For someone who spends more time thinking about how to get things done than how he feels when things get done, this seemingly simple question was difficult to answer. Accomplished? Proud? Shocked? All of those were apt descriptions. “Speechless” was perhaps the best answer, given that I spent a good 30 seconds stuttering and trying to find words to speak into WVUA’s microphone when the results came into the broadcasting room and News Director Jordan LaPorta asked for comment. Finally, after much thought, an answer came to mind: “Resolved.”

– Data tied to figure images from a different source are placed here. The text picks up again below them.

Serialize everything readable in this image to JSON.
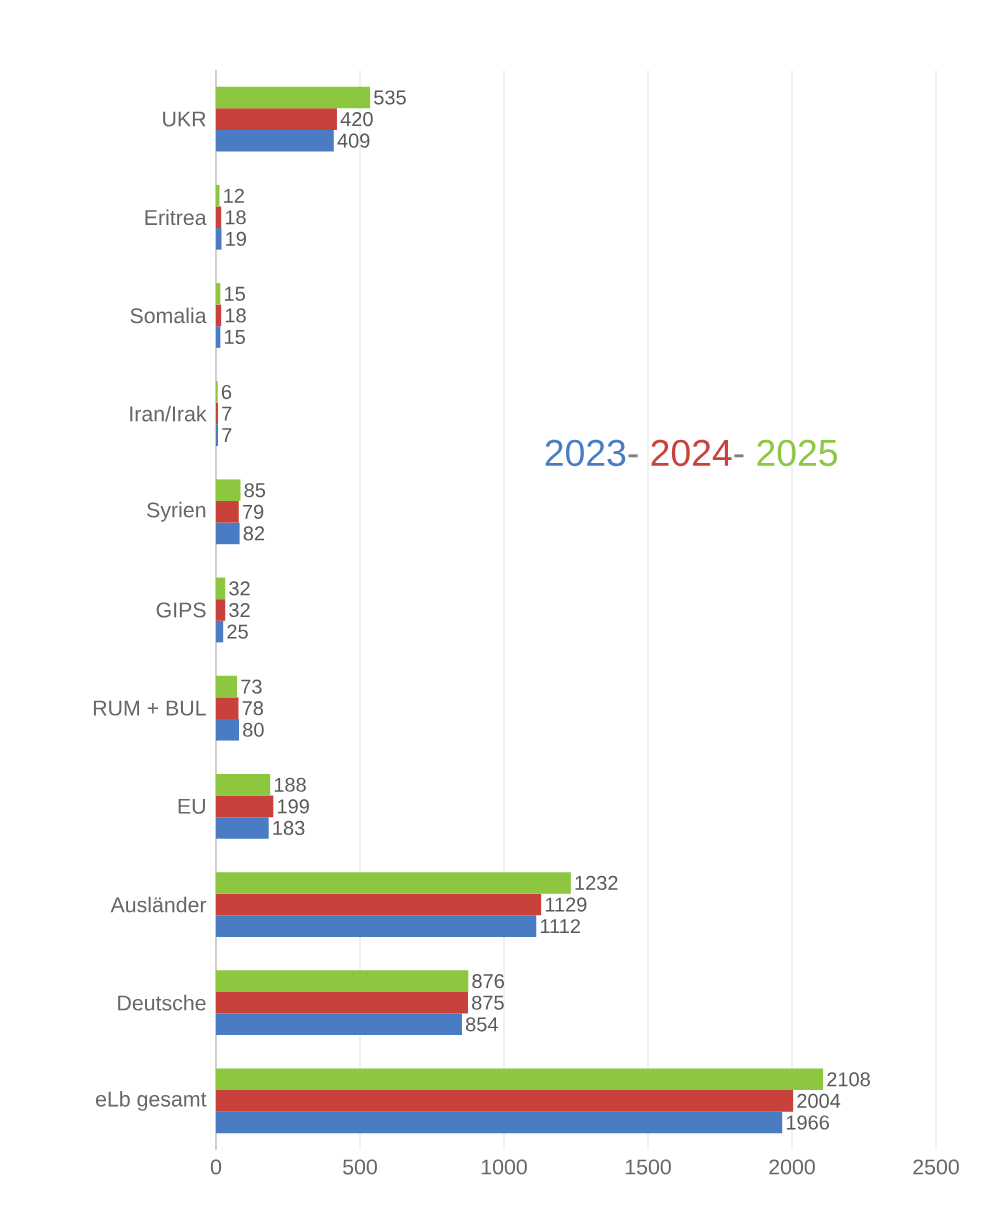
{
  "chart_data": {
    "type": "bar",
    "orientation": "horizontal",
    "categories": [
      "UKR",
      "Eritrea",
      "Somalia",
      "Iran/Irak",
      "Syrien",
      "GIPS",
      "RUM + BUL",
      "EU",
      "Ausländer",
      "Deutsche",
      "eLb gesamt"
    ],
    "series": [
      {
        "name": "2023",
        "color": "#4a7cc4",
        "values": [
          409,
          19,
          15,
          7,
          82,
          25,
          80,
          183,
          1112,
          854,
          1966
        ]
      },
      {
        "name": "2024",
        "color": "#c8413b",
        "values": [
          420,
          18,
          18,
          7,
          79,
          32,
          78,
          199,
          1129,
          875,
          2004
        ]
      },
      {
        "name": "2025",
        "color": "#8dc63f",
        "values": [
          535,
          12,
          15,
          6,
          85,
          32,
          73,
          188,
          1232,
          876,
          2108
        ]
      }
    ],
    "xlim": [
      0,
      2500
    ],
    "xticks": [
      0,
      500,
      1000,
      1500,
      2000,
      2500
    ],
    "annotations": [
      "-",
      "-"
    ],
    "grid": "x",
    "legend": "right",
    "data_labels": true
  }
}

When I say that, I don’t mean that I feel this campus has resolved the many problems which exist in our body politic. What I mean is that the victory of Elliot Spillers, historic though it may be, is not a solution in and of itself, but rather the first step toward one.
Not too long ago, I sat in a room opposite Elliot discussing an election that then seemed eons away. I had three whiteboards with breakdowns of voter turnout in previous election cycles dating back to 2009. I had run the numbers every way I could think of, accounting for every possible scenario, trying to figure out what Elliot’s real odds of winning were. In every case, the statistics favored the Machine. I truly believed there was no way Elliot could win, and the numbers seemed to confirm what other non-Machine politicos and I had always said: The only way for a non-Machine candidate to win the presidency was for years of groundwork to be laid that would slowly, but surely, shift the culture of this campus away from the status quo.
I stand here today having never been happier to be wrong in my life. Elliot defied the odds and my most favorable predictions – he not only won, he did so in record-breaking fashion. The election records I have managed to recover in the past eight months indicate that the 8,602 votes cast for Elliot Spillers on March 10 constitute the largest number a candidate has ever received in a contested SGA election at The University of Alabama.
However, while I may have been wrong in saying that Elliot had little chance of winning, I don’t believe I was wrong about that second part – that it would take years of hard work by graduating class after graduating class of Alabama students to balance the scales and introduce real accountability into campus politics.
This is where my feeling of resolution comes from. Elliot’s win does not merely signify an independent victory. It serves as reassurance for all of us who have dedicated ourselves to improving the UA political climate that here, in a place famous for never changing, progress is not only attainable, but perhaps closer to attainment than we previously believed. It tells those who walked across the stage before us that their efforts were not in vain, and it tells those who will walk across the stage with me in 38 days that we’ve seen the first tangible step taken in that direction with our own eyes.
But most importantly, it tells those who will come after us that they may achieve the goals we could only dream of.
Andrew Parks is a senior majoring in political science. His column runs biweekly.